Why can substrate-product relationships add insights?

Our approach is more robust to pathway gaps (incomplete annotation) or currency metabolites by evaluating each biochemical transformation with an equal weight. It is also robust to biases by the number of genes or their multiplicity. Standard phylogenetic methods can elucidate evolutionary relationship, whereas our approach can locate species of anomalous or interesting metabolism in comparison. Therefore, the method is useful in combination (not exclusive) with existing phyletic/phylogenetic clustering.

Our method is also computationally lightweight and scalable, requiring O(N2V) time for computing pairwise similarity, where N is the number of organisms and V is the maximum number of reactions in one organism. On the contrary, for example, the exponential graph kernel requires O(NV3+N2V2) time to compute the similarity [7]. Our computational complexity is equivalent to the recently presented pathway alignment method [23], but the method exploits the graph topology and the result is expected to be similar to the one by Zhang et al[8]. Lastly, the ‘seed’ approach uses a heuristic to find metabolic seeds [12], but an accurate identification of metabolic seeds is NP-complete [24]. There is a huge gap as to the scalability to the other metabolic approaches.

Algorithms to find phylogeny

Our method uses a simplistic complete linkage clustering algorithm to reconstruct the phylogeny. This may sound inappropriate but is grounded on our data representation. Since the substrate-product relationship disregards the occurrence of metabolites, a frequently appearing reaction type (e.g. ATP-kinase) and a rare reaction type (e.g. sterol synthase) are given the same weights. For this reason, standard parsimony or evolutionary distance does not properly reflect the distance between species in our scheme. Since we wanted to focus on metabolic differences, the complete linkage method was employed. However, other algorithms should be systematically tested and evaluated for their appropriateness, which is left as our future work.

Sharing metabolic knowledge through wiki

We publicize the substrate-product relationships on a wiki-based site so that readers can check every detail of our analysis.
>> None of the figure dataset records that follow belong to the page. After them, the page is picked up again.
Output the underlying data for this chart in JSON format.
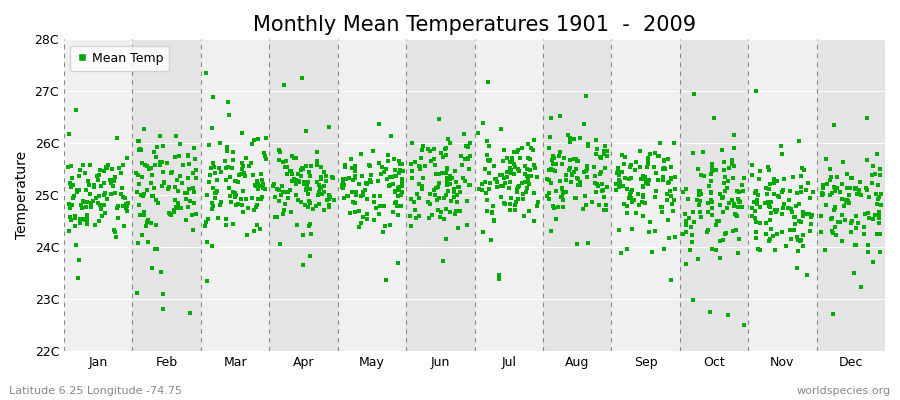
{
  "title": "Monthly Mean Temperatures 1901  -  2009",
  "ylabel": "Temperature",
  "xlabel_bottom_left": "Latitude 6.25 Longitude -74.75",
  "xlabel_bottom_right": "worldspecies.org",
  "legend_label": "Mean Temp",
  "marker_color": "#00AA00",
  "background_color": "#FFFFFF",
  "plot_bg_color": "#F0F0F0",
  "band_colors": [
    "#F0F0F0",
    "#E4E4E4"
  ],
  "dashed_line_color": "#888888",
  "ylim": [
    22,
    28
  ],
  "yticks": [
    22,
    23,
    24,
    25,
    26,
    27,
    28
  ],
  "ytick_labels": [
    "22C",
    "23C",
    "24C",
    "25C",
    "26C",
    "27C",
    "28C"
  ],
  "months": [
    "Jan",
    "Feb",
    "Mar",
    "Apr",
    "May",
    "Jun",
    "Jul",
    "Aug",
    "Sep",
    "Oct",
    "Nov",
    "Dec"
  ],
  "years": 109,
  "seed": 42,
  "mean_temps": [
    24.95,
    25.2,
    25.25,
    25.15,
    25.15,
    25.25,
    25.35,
    25.35,
    25.2,
    24.85,
    24.75,
    24.8
  ],
  "std_temps": [
    0.45,
    0.5,
    0.5,
    0.42,
    0.42,
    0.42,
    0.42,
    0.45,
    0.45,
    0.5,
    0.5,
    0.5
  ],
  "title_fontsize": 15,
  "axis_fontsize": 10,
  "tick_fontsize": 9,
  "marker_size": 5
}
This is especially important in the era of high-throughput data management because more and more research results tend to become irreproducible due to the insufficiency of publicized data or incomplete description of methods. To overcome this difficulty, the traceability and transparency of data and their analysis is important in the evaluation of research.

Conclusions

Phylogeny was reconstructed by using structural relationship between annotated metabolites. This method is robust to pathway gaps or gene copy numbers, and can extract metabolically anomalous species by comparing the result with other phyletic or phylogenetic reconstructions. Through several comparisons, our method could highlight metabolic anomaly in clamydia and spirochaete, both of which are well known parasitic species. The metabolic comparison thus assists understanding of species-environment interaction in combination with other gene-oriented strategies.